Sonra doksanlarla birlikte paranın ele geçirilmesiyle öykünme ihtiyacı ortadan kalktı. Artık 5 yıldızlı otellerin kral dairelerinde mangal yapıp, tavana çiğ köfte yapıştırabilmek için Oxford diplomasına gerek olmadığı anlaşılmıştı. ‘Kıroyum ama para ben de’ deyiminin doksanların mottosu olması bu sürecin yansımasıdır.
 
Artık on kişi aynı tencereye kaşık salladığı yer sofrasından kalkıp oturduğu masadaki, çatal, kaşık, bıçak, su, içki kadehleri karşısında ezilip büzülüp, ter içinde çevresindekileri taklit etmeye çalışmasına gerek kalmamıştı. Uzanıp eliyle yiyebilirdi ve hatta ‘kentliler’ bu davranışında şehvet içeren bir kışkırtıcılık bile bulabilirlerdi.
 
Parayı ele geçirenin kısa sürede iktidarı da ele geçireceği yasasının işlediğini bir kez daha kanıtlamaktan öte bir anlamı yok heykel krizinin.
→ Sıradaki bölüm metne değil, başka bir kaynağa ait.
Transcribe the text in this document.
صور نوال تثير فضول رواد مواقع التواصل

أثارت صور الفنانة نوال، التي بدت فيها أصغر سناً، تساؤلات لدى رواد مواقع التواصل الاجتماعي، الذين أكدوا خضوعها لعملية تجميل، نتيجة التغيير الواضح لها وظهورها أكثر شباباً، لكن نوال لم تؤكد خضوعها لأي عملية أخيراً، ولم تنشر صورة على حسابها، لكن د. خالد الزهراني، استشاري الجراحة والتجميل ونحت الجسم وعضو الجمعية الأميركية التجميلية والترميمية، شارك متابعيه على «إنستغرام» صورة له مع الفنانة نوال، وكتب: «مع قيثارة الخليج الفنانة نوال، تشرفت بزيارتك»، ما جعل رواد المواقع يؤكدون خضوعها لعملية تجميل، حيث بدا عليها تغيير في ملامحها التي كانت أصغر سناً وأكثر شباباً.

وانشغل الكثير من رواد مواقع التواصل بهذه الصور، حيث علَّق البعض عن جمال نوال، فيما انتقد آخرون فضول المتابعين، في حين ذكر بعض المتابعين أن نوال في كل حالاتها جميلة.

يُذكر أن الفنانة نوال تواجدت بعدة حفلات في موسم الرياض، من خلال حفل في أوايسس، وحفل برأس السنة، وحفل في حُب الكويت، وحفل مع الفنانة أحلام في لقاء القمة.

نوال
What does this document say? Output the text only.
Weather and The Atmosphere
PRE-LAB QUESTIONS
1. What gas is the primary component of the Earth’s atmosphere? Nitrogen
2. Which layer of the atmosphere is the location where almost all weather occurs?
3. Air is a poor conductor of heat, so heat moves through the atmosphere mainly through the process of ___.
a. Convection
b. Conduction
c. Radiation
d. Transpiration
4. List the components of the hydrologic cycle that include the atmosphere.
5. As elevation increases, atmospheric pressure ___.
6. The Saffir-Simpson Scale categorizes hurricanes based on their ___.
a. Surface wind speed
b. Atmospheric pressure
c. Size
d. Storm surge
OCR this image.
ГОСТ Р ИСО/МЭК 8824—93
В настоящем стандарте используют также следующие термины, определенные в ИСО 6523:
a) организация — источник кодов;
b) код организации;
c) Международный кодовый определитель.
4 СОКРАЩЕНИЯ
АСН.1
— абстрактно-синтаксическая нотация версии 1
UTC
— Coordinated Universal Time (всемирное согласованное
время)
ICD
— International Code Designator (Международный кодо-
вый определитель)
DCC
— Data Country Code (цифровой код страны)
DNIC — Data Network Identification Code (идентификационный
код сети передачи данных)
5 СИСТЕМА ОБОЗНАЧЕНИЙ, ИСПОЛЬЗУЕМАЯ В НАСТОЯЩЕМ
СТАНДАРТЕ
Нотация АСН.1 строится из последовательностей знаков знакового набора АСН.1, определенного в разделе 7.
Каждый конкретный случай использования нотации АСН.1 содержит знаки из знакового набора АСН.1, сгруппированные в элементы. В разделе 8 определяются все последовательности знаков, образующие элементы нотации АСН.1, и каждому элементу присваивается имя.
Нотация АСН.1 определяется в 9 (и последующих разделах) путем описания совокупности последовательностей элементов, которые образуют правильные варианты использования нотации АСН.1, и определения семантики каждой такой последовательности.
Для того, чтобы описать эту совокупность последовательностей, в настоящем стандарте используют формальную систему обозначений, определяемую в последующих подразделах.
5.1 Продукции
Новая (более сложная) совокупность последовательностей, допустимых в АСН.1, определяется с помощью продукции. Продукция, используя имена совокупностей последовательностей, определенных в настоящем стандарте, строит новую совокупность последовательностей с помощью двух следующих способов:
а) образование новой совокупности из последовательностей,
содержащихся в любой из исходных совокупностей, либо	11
Artık öykünmeye, çekinmeye, ezik hissetmeye de ihtiyacı yok, gücün sahibinin. Beğenisi (zliği) eleştirilince daha bir celallenebilir. ‘İlla Güzel Sanatlar Fakültesi mezunu mu olmak gerekir!’ diye esip gürler. Bu bağırtıda bile sanatsal estetik beğeninin ancak güzel sanatlarda okunarak alınabileceğini sanma cehaletinin yattığını düşünmez bile, özgüvenle ekler, ‘biz pratiğini yaptık bu işin!’. Çekirdekten yetişmeyiz, mektepli değil alaylıyız sözleri bu ülkede eğitimlilere duyulan haseti ve ezikliği en iyi ifade eden sözlerdir. ‘Bir de elektrik mühendisi olacaksın, bir sigortayı değiştiremedin!, Abi inşaat mühendisi bir türlü işin içinden çıkamazken bizim usta temeli öyle bir attı ki koskoca mühendis şap gibi kaldı!’ ve diğer çeşitlemeler, herkese tanıdıktır.  
 
İki hazin özelliği var bu sonucun. İlkin muktedir, ‘Hair’ filminde New York seçkinlerinin yemeğine davetsiz katılıp, sonra da o yüksek görgü kurallarının masası üzerinde dalga geçerek dans eden Berger’ a hiç benzemiyor.  
 
İkincisi ise Mehmet Aksoy’ un, Antakya, Yayladağ’ da bir köylü çocuğu olarak doğup, sevgili zalim Cumhuriyet’in burslarıyla modern heykelin en önemli sanatçılarından biri olmuş olması.
Sanatçı ile muktedirin, ikisi de bu Cumhuriyetin eseri.
 
Daha önce de yazmıştım, AKP, Kemalizmin üvey evladıdır diye. Mustafa Kemal’in bir sözü bu anlamda küçük bir farkla doğrulanıyor. Köylü olmasa da ‘köylülük’ milletin efendisi oluyor.